Perhaps it was ever thus, for there is a long tradition of community ventures in most small towns:  am dram, choirs, orchestras, art groups and exhibitions,  even in Stockport, Greater Manchester, that northern metropolis, where we used to live.  Only, when we did live there, the lure of the professionals, (heavily subsidised no doubt, but not as heavily as  in London) took us to places such as the Lowry and the Bridgewater Hall, rather than South Cheshire Operatic Society in Wilmslow Sports Centre. ( An example plucked  at random from thin air, and no disrespect intended to SCOS, if they exist, or to denigrate WSC as a venue for the arts.)  The point is, in a city, or even a large town, community ventures passed us by.

Here, in our north-western outpost, we need them.

I may have mentioned how blest we are with festivals but there are still the lean, mean, in-between times,  those long, dark and chilly nights to fill.

Theatr Fach, or Little Theatre, housed in a rescued and restored chapel in the old market town of Dolgellau at the foot of Cader Idris, is a community theatre, par excellence.  The other night there was a talk and film show called ‘Framing the Word in Film and Print,’ an illustrated talk about the late Vivian Ridler, amateur film maker and professional printer, given by his son.

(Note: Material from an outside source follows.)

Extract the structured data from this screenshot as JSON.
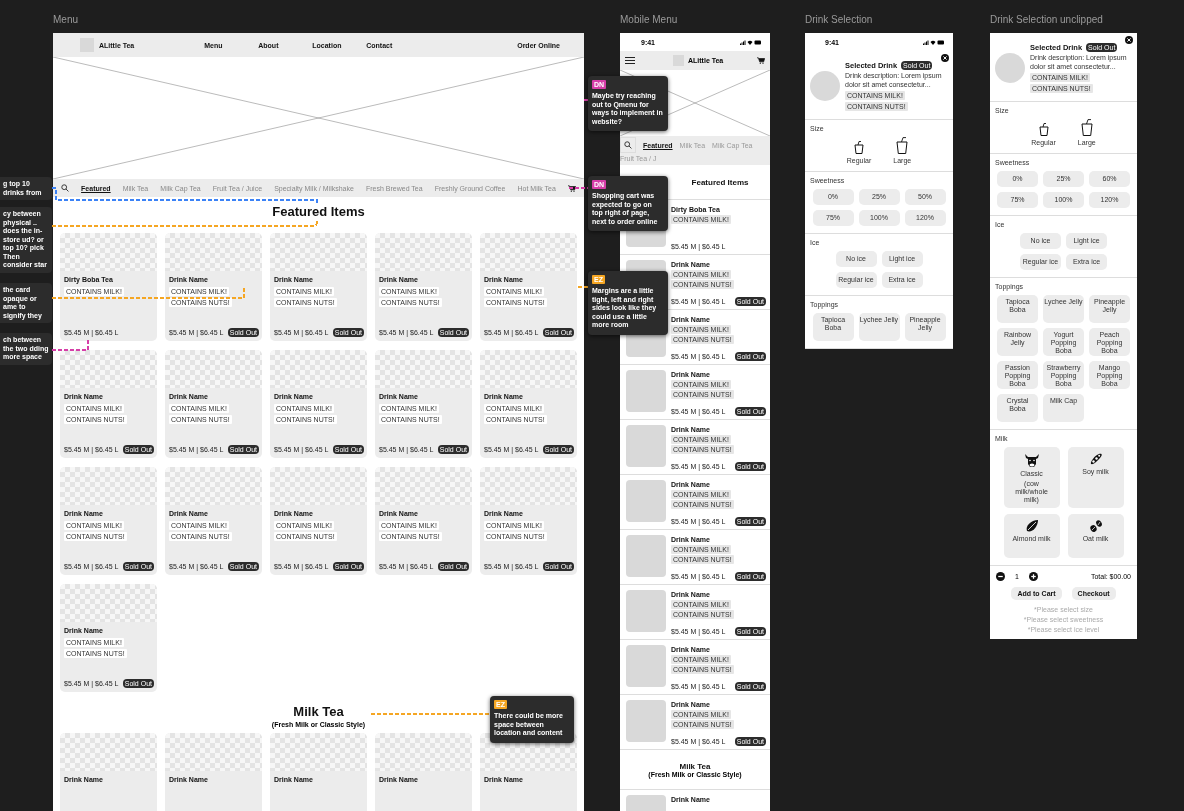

That Vivian Ridler was printer to the University of Oxford for Oxford University Press for thirty years, was incidental to this talk. This was homage to the man as father who made beautifully shot shorts films using his sons, when boys, as actors  and an opportunity for the audience to handle  some of the books printed by Perpetua , Vivian Ridler’s  own  independent press,  including books  of Anne Ridler’s poetry, (Vivian’s wife of more than 60 years.)  We also heard extracts from a diary Vivian Ridler kept of the time he was an extra in the most magnificent flop/masterpiece western of all time,  Heaven’s Gate.